World maps are a standard-issue feature in games of all kinds of genres, and have been for a long time. In many games the map is a critical feature, and gamers are constantly flipping to it in order to avoid getting lost. For PC gamers, this is usually straightforward - there are a lot of keyboard keys available to enable direct access to the map.

Gamers playing on a console don’t have it quite as easy. In fact, sometimes it’s downright hard to figure out where you’re going. Let’s talk about three different patterns console games have used for getting players to the map screen:

  1. Directly access the map
  2. Use a status menu
  3. Use the pause menu

Of course, not that we needed to ask for directions…

Directly access the map

Brutal Legend may be difficult to put into a genre, but it’s for sure a game that doesn’t need to feature an inventory. Since there aren’t a lot of screens to deal with, the game has the luxury of assigning one button to directly accessing the map - ”Select” (PS3)/”Back” (XBox 360).

This works out amazingly well for Brutal Legend, and it’s a good thing too, because this game is terrible at helping the player figure out where they need to go. That’s another topic for another day however. So this is the most straightforward way for console gamers - press one button, get the map, just like you could do on a PC. If possible, this is the way to go. But it’s not always possible; for RPGs with inventories and other more complicated games, there are many more screens that need to be presented.

Access the map via a status menu

Status menus are relatively common in console games. Usually it goes like this: press Select/Back, and a few pages worth of content are presented that the player can cycle through, including the world map, maybe an inventory, list of missions, and other status-y information. Borderlands applies this pattern, and it works well enough since there are only a handful of pages, and all the pages cycle instantly when swapping between them.

It is worth mentioning that most of the time the Select/Back button will always bring up the last page that was viewed, so the map can be a one-button access. Most of the time not knowing exactly what page will come up when accessing the status menu isn’t a huge problem (or a small problem, for that matter), though it does cause a little bit more thinking to get to the map. So not as convenient as Brutal Legend’s direct map access, but it offers a lot more information.

Note: in doing research for this article, I discovered that you can hold Select/Back in Borderlands to quick-access the map. Man that would have been good to know when I was actively playing that game!

The Witcher 2: Assassins of Kings takes this same pattern and makes it considerably more annoying:

You might not have noticed it in the video, but while switching between the pages of this menu, the screen fades to black for about a half a second. I know, this sounds like the tiniest thing to nitpick, however repeated use of the map can make it quite irritating. In playing The Witcher 2, I find myself constantly in the menu system dealing with inventory and equipment. I also find myself being lost all the time. This means I’m swapping between pages a lot, and this short pause between screens gets annoying in a hurry.

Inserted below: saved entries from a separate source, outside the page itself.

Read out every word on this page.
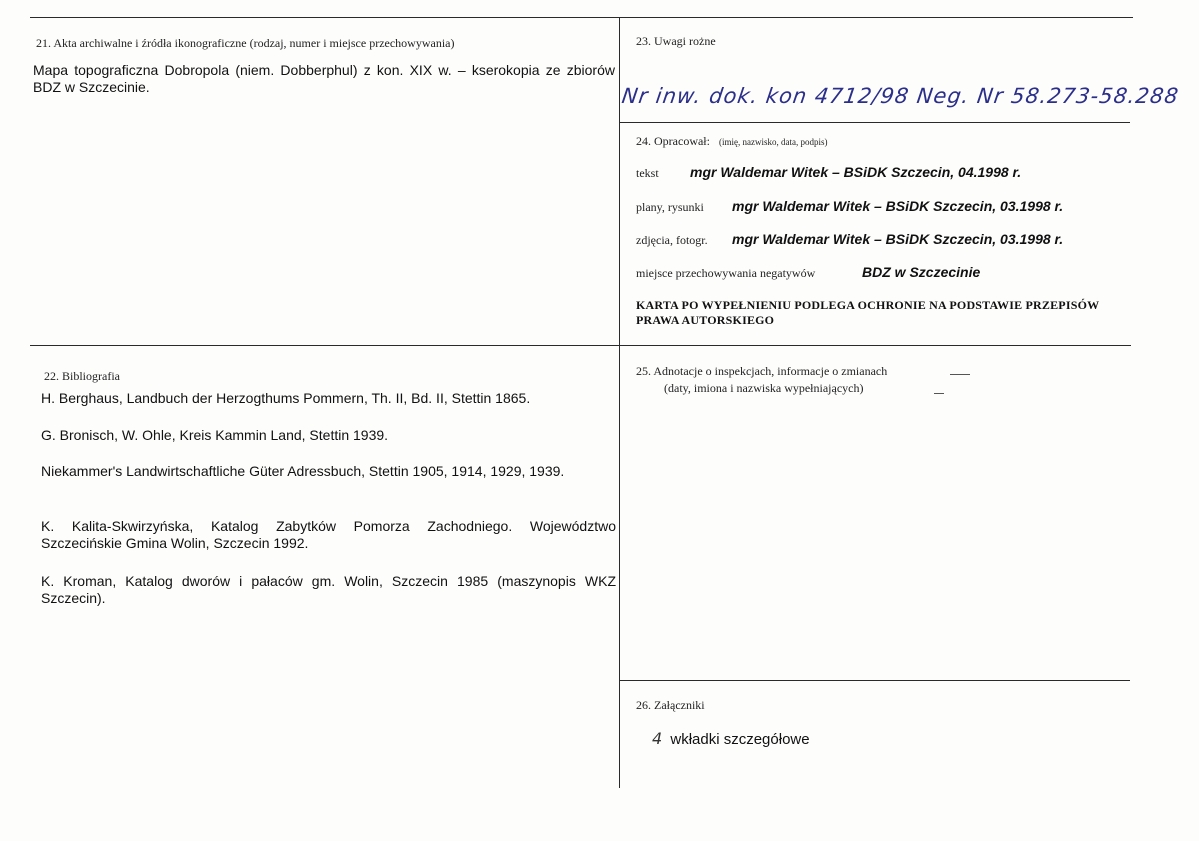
21. Akta archiwalne i źródła ikonograficzne (rodzaj, numer i miejsce przechowywania)
Mapa topograficzna Dobropola (niem. Dobberphul) z kon. XIX w. – kserokopia ze zbiorów BDZ w Szczecinie.
23. Uwagi rożne
Nr inw. dok. kon 4712/98 Neg. Nr 58.273-58.288
24. Opracował: (imię, nazwisko, data, podpis)
tekst mgr Waldemar Witek – BSiDK Szczecin, 04.1998 r.
plany, rysunki mgr Waldemar Witek – BSiDK Szczecin, 03.1998 r.
zdjęcia, fotogr. mgr Waldemar Witek – BSiDK Szczecin, 03.1998 r.
miejsce przechowywania negatywów	BDZ w Szczecinie
KARTA PO WYPEŁNIENIU PODLEGA OCHRONIE NA PODSTAWIE PRZEPISÓW
PRAWA AUTORSKIEGO
22. Bibliografia
H. Berghaus, Landbuch der Herzogthums Pommern, Th. II, Bd. II, Stettin 1865.
G. Bronisch, W. Ohle, Kreis Kammin Land, Stettin 1939.
Niekammer's Landwirtschaftliche Güter Adressbuch, Stettin 1905, 1914, 1929, 1939.
K. Kalita-Skwirzyńska, Katalog Zabytków Pomorza Zachodniego. Województwo Szczecińskie Gmina Wolin, Szczecin 1992.
K. Kroman, Katalog dworów i pałaców gm. Wolin, Szczecin 1985 (maszynopis WKZ Szczecin).
25. Adnotacje o inspekcjach, informacje o zmianach
(daty, imiona i nazwiska wypełniających)
26. Załączniki
4 wkładki szczegółowe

Jakob Nielsen’s paper on response times suggests that a delay of less than 0.1 second makes it feel like the user is directly manipulating the system. 1 second is the limit for keeping a user’s train of thought uninterrupted. The ~0.5 second delay per page here isn’t the end of the world, but as Nielsen says, “the user does lose the feeling of operating directly on the data.”

Access the map via the pause menu

Of course, a valid question is why would you even need a status menu when you’ve got a pause menu already right? That works for a lot of games - LA Noire dedicates the Select/Back button to your “casebook”, which is busy collecting clues about the case that you’re working on. This means the map can be accessed from the pause menu:

The pause menu in LA Noire

Red Dead Redemption has the Select/Back button dedicated to your inventory, so again it’s to the pause menu with the map:

The pause menu in Red Dead Redemption: Undead Nightmare

Something to note about both of these examples: the map is the top option. This is an important distinction, because it’s for sure the most used item on the menu. That means gamers can know it’s a simple Start-then-A (or X) button combo to get the map. It’s not quite one-button access, but it’s close.

Conclusion

All of these are valid options for letting players access the map. What’s important is to consider how frequently the map needs to be accessed - hopefully, it won’t be something that constantly has to be referred to. Time is better spent killing stuff, collecting items, or solving puzzles than figuring out how to get to the place where that stupid next mission starts!